Testing Firefox Wasm Tail Call

Or why assumptions are not always correct.

– Created: February 16, 2024 UTC

– Edited: January 24, 2025 UTC

– Tags: Optimization, Wasm, Interpreters

Lore

Interpreting comes at a cost, the more you nest - the more complex things become. It’s especially true on the web, where any user program already sits on layers and layers of interfaces. It gets pretty funny, I can’t even run ZX Spectrum emulator written in JavaScript with more than few frames a second.

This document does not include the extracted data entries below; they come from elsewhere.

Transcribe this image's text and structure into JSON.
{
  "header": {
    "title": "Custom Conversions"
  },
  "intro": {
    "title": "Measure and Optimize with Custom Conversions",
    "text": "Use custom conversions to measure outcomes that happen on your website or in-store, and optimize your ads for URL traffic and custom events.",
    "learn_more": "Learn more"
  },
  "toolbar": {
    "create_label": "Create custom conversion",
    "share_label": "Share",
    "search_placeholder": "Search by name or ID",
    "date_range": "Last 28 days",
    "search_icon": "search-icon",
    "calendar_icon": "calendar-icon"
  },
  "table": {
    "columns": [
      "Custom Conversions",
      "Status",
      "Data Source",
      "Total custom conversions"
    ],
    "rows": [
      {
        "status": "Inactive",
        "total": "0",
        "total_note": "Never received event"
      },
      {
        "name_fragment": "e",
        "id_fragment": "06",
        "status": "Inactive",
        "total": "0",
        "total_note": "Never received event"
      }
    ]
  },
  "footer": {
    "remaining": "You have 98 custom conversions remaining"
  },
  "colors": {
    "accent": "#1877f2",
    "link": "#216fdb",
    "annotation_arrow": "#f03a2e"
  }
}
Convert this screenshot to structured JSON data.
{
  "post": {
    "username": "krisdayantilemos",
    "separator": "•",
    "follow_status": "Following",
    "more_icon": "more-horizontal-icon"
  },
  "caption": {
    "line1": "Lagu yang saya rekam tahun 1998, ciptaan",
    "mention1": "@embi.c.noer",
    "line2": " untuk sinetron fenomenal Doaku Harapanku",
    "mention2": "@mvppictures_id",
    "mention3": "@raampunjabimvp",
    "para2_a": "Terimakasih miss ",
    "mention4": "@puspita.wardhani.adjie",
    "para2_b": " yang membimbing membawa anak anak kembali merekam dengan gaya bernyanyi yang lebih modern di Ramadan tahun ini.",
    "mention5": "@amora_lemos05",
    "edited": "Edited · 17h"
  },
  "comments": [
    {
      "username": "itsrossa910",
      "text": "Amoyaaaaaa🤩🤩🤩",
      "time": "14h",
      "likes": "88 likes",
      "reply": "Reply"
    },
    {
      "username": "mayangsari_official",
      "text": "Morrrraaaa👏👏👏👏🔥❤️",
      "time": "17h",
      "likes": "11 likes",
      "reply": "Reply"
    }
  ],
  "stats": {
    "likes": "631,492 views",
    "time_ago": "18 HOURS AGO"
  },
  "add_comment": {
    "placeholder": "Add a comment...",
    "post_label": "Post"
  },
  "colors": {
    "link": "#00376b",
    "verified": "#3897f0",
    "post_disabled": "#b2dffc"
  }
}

A lot of software targeting the web has their own languages and interpreters (such as Godot and GDScript) and in realtime simulation intensive cases overheads do matter.

One of things that is often suggested for solving interpreter performance is tail calling. And it works emperically on native platforms. Check this post.

And so I wondered, could it work for Wasm platform? Firefox recently pushed support for experimental spec of it, after all.

Results

I based the test interpreter on fast-interpreters post linked above. Sources are available on github. It does nothing, but increments until 100000000, which is relevant case for nothing, but instruction decoding, which we are testing here.

First, native:

time ./jump-table

real    0m3,094s
user    0m3,082s
sys     0m0,012s

time ./tail-call

real    0m2,491s
user    0m2,485s
sys     0m0,005s

Run time decrease of 19.3%! Formidable.

But with web it’s more interesting:

tail-call.wasm (cold): 10874ms - timer ended

jump-table.wasm (cold): 6610ms - timer ended

Tail calls are actually slower in this case (by 39.2%), which I’m not sure about why yet. Intuition proven wrong, - but me testing it first proven useful :)

Note: I’m running it on amd64 cpu, stable Firefox 122.0, compiled with Zig’s Clang version 16.

Seems like JIT complation on the web is the way to go, to fold everything to Wasm bytecode. But overall with plain jump-table overheads are mere 113.6%, which I would say isn’t critical for a lot of cases, especially if interpreter is intended mostly as an interface adapter, which is the case with GDScript.